From the onset, Jewish patients in clinics and sanatoria became euthanasia victims. In Austria, they were concentrated in Vienna's Wagner von Jauregg-Heil- und Pflegeanstalt "Am Steinhof." Viktor Frankl, physician at the Jewish Hospital in Vienna, and Franziska Löw, welfare worker of the Jewish Community of Vienna, tried to save the lives of Jewish patients.
Up to 400 Jews were sent from Steinhof to the extermination center at Hartheim in the course of "Operation T4" in 1940/41, sometimes via intermediary institutions like Niedernhart and Ybbs/Danube. Those who remained at Steinhof and had not perished from malnutrition or infectious diseases, were deported to Terezin, Minsk, or Maly Trostinec by the Central Office for Jewish Emigration in September/October 1942.
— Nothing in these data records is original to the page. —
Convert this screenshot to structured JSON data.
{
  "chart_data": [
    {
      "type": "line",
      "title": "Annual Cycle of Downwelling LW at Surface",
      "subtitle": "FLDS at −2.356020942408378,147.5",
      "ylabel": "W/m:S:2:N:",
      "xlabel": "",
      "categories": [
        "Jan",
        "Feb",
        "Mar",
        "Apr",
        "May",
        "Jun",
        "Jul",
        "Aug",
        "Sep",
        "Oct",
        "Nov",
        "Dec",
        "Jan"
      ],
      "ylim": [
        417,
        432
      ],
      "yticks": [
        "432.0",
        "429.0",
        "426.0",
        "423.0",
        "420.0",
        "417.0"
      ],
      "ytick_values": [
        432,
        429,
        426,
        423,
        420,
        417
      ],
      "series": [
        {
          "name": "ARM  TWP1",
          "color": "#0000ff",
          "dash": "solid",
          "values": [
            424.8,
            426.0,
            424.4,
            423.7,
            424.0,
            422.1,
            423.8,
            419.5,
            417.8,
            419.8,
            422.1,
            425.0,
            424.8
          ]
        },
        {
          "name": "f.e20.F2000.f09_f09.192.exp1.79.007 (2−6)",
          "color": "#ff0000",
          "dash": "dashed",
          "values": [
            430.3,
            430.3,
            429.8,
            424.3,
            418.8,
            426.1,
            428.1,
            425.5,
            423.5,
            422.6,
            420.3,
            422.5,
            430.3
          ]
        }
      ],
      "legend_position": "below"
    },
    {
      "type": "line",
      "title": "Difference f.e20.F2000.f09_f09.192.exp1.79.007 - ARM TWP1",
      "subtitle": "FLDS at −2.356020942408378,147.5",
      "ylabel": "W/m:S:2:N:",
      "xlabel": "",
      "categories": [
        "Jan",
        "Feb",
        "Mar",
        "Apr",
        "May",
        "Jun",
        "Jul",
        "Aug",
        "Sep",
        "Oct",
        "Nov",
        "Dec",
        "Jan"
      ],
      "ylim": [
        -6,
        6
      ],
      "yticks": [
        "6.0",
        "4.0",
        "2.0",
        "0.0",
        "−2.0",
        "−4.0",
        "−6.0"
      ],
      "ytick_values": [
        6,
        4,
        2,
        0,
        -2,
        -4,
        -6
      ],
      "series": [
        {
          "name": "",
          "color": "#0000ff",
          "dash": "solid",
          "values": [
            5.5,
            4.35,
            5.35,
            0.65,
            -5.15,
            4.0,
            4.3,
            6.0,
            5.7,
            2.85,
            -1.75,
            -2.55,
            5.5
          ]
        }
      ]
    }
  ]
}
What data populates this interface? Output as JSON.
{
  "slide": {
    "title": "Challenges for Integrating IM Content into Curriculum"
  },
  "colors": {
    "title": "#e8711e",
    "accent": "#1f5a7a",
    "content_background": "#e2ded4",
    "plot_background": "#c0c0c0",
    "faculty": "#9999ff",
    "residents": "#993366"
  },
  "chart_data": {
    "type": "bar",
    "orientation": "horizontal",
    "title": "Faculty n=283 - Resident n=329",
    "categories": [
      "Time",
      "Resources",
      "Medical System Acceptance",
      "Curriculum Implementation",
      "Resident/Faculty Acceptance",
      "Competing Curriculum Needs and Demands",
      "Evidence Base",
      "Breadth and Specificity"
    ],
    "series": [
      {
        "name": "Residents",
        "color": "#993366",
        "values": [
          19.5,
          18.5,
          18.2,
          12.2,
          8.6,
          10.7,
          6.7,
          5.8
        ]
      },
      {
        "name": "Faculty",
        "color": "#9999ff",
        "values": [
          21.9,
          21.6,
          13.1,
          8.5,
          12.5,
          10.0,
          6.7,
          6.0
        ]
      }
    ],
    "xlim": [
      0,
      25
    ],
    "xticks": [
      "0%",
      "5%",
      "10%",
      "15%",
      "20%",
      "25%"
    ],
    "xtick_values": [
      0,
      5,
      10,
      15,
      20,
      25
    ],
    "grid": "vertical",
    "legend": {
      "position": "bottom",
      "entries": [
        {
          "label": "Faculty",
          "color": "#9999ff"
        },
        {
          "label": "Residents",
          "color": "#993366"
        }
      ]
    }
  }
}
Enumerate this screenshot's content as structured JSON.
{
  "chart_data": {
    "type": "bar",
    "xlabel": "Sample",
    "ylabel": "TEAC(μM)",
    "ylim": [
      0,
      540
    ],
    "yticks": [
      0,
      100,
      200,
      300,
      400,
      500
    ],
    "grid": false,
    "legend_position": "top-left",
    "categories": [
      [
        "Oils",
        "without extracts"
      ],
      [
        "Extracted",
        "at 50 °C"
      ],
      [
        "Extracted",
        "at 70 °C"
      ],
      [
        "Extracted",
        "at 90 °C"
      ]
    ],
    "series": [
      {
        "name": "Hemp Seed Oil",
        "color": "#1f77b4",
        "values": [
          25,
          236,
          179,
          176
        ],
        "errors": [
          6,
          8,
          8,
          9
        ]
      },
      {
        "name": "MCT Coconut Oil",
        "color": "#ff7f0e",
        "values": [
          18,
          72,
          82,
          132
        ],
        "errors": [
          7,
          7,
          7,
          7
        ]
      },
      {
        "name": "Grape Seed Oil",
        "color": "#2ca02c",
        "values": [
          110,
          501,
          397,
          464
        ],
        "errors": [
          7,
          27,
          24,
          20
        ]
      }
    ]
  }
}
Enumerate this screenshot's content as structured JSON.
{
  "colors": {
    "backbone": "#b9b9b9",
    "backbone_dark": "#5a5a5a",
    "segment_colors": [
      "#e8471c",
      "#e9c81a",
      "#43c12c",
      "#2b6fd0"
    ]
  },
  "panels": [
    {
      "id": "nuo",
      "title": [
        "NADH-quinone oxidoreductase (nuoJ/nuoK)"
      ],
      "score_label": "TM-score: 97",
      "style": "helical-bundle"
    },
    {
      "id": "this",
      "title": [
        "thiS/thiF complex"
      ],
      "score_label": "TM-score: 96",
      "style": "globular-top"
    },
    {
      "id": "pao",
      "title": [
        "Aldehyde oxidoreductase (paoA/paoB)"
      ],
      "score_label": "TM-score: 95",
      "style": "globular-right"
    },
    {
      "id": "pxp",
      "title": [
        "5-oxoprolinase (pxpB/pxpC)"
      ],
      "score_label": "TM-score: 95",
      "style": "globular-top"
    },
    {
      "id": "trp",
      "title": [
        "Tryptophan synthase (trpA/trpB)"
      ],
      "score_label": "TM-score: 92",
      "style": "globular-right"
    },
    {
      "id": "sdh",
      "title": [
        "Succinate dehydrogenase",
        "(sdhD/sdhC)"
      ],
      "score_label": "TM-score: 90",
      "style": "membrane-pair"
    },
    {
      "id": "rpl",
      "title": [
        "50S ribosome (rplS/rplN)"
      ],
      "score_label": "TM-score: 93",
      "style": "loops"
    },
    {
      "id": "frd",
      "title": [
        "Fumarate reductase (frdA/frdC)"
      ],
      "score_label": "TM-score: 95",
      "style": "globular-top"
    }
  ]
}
In terms of logistics, personnel, and technology, the euthanasia killings represented a crucial first step toward the Holocaust. After the termination of "Operation T4" in mid-1941, the staff of the killing institutions was assigned to "Operation Reinhard," which entailed the murder of the Jews in occupied Poland (General Gouvernement). The former head of security in Hartheim, Christian Wirth, was appointed as commander of the Belzec extermination camp. His deputy in Hartheim, Franz Stangl, assumed command over the Sobibor and Treblinka extermination camps. The experience gained in the industrial extermination of people through "euthanasia" - e.g., the use of stationary gas chambers in centralized killing facilities - was applied in a modified form on a much larger scale.